Processing XML files with Spark and C#

I'm working on a system that that will be acting as an OLAP engine for a simulation toolchain dataset. The tools generate their results in XML.

The easiest and most simple solution to me would have been to simply use spark-xml to access the XML files directly with python, Scala, etc. But the problem is that the project owners want to use C# as that is what the original simulation toolchain is built in. I know there is SparkCLR for C# but I don't know of a good way of using Spark-XML within C#.

Does anyone have any suggestions on how to do this? If not I guess the next option would be to translate the datasets into something more native for SparkCLR but not sure of the best approach.

Solution

SparkCLR works with spark-xml. The following code shows how to use C# to process XML as Spark DataFrame. You can use this code sample to start building your XML processing C# application for Spark. This sample implements the same example available at https://github.com/databricks/spark-xml#scala-api. Note that you need to include spark-xml jar when submitting your job.
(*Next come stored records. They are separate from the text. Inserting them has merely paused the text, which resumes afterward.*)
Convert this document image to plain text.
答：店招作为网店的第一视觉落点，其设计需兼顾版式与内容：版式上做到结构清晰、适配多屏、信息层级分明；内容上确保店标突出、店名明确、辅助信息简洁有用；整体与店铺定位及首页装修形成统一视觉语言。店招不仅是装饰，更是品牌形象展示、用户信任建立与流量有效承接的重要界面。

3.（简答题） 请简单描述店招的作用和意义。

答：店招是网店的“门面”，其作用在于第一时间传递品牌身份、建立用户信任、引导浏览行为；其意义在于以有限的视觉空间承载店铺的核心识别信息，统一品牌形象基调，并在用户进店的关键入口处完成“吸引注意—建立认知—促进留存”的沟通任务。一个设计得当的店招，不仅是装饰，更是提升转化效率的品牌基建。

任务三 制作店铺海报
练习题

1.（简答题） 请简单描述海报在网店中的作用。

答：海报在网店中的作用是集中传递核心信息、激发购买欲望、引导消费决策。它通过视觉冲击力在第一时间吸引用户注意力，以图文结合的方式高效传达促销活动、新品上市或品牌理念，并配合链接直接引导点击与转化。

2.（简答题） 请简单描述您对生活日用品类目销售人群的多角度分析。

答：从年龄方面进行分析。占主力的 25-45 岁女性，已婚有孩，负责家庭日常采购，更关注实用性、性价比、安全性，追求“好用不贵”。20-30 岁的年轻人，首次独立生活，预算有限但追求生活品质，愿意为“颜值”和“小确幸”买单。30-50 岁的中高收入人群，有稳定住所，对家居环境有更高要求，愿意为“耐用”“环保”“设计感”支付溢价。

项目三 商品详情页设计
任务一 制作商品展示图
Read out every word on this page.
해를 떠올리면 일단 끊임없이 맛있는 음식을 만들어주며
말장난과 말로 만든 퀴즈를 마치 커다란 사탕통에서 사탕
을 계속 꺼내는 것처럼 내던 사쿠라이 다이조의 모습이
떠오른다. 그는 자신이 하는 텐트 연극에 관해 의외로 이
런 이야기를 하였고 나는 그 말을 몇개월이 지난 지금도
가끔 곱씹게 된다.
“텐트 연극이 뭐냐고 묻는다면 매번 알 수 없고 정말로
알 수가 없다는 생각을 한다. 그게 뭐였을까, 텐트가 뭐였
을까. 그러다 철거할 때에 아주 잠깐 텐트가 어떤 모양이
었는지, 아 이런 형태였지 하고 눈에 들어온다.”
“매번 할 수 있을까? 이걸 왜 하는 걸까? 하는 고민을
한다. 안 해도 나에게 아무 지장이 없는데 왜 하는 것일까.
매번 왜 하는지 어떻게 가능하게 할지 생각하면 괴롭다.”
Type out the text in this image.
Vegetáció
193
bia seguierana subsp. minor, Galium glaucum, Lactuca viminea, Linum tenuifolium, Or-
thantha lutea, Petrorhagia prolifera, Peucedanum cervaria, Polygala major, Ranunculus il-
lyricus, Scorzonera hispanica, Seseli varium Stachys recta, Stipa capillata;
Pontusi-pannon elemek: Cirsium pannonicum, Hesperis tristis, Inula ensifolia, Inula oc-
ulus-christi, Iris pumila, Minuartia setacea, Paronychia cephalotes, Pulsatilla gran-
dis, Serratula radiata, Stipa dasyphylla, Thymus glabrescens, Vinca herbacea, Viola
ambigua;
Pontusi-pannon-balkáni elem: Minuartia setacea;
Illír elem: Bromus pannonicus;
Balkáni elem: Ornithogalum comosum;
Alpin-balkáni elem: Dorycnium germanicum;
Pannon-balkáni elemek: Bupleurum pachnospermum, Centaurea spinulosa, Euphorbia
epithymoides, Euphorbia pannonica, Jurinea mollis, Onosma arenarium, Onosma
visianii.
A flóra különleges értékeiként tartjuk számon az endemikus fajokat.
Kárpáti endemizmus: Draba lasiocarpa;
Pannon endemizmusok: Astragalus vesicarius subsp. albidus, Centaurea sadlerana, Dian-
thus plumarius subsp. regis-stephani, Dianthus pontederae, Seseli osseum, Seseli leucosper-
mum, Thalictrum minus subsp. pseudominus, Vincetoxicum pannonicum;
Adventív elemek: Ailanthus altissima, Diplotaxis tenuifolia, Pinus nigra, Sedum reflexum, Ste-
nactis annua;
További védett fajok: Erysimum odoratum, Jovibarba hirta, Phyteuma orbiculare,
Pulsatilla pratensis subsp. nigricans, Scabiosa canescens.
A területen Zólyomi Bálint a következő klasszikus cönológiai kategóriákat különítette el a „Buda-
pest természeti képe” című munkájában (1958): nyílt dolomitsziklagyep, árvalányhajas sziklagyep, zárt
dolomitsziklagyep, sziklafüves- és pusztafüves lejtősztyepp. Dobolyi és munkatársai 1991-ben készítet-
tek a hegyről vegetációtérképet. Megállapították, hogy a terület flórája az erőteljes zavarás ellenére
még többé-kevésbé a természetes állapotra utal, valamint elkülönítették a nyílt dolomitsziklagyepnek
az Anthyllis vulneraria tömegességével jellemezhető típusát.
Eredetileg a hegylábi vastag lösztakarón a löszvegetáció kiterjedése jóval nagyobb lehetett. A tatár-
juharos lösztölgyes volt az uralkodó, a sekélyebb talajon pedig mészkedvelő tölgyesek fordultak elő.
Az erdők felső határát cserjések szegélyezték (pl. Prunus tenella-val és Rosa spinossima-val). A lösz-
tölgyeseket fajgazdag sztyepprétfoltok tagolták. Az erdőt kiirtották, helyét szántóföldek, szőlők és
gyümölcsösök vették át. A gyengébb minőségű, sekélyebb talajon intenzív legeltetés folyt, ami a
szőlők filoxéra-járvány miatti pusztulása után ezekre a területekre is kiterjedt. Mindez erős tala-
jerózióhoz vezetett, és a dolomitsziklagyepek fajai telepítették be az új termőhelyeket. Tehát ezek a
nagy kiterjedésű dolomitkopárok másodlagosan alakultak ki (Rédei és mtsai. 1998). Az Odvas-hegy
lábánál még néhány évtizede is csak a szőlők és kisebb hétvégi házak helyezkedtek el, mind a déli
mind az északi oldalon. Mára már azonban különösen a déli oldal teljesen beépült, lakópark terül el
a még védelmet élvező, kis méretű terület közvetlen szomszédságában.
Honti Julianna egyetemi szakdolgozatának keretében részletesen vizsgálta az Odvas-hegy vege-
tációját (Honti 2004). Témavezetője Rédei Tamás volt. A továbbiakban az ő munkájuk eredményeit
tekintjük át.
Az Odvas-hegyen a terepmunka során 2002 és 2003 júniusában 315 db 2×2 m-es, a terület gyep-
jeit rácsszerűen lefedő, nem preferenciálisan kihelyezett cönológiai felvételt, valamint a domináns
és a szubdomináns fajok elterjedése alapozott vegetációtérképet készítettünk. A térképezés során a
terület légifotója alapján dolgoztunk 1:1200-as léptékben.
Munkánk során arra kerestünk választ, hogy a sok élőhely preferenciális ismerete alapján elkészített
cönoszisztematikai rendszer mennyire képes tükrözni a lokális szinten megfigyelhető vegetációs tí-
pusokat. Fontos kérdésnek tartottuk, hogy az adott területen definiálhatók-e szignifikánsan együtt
        var sparkConf = new SparkConf();
        var sparkContext = new SparkContext(sparkConf);
        var sqlContext = new SqlContext(sparkContext);

        var df = sqlContext.Read()
            .Format("com.databricks.spark.xml")
            .Option("rowTag", "book")
            .Load(@"D:\temp\spark-xml\books.xml");
        var selectedData = df.Select("author", "@id");
        selectedData.Write()
            .Format("com.databricks.spark.xml")
            .Option("rootTag", "books")
            .Option("rowTag", "book")
            .Save(@"D:\temp\spark-xml\newbooks.xml");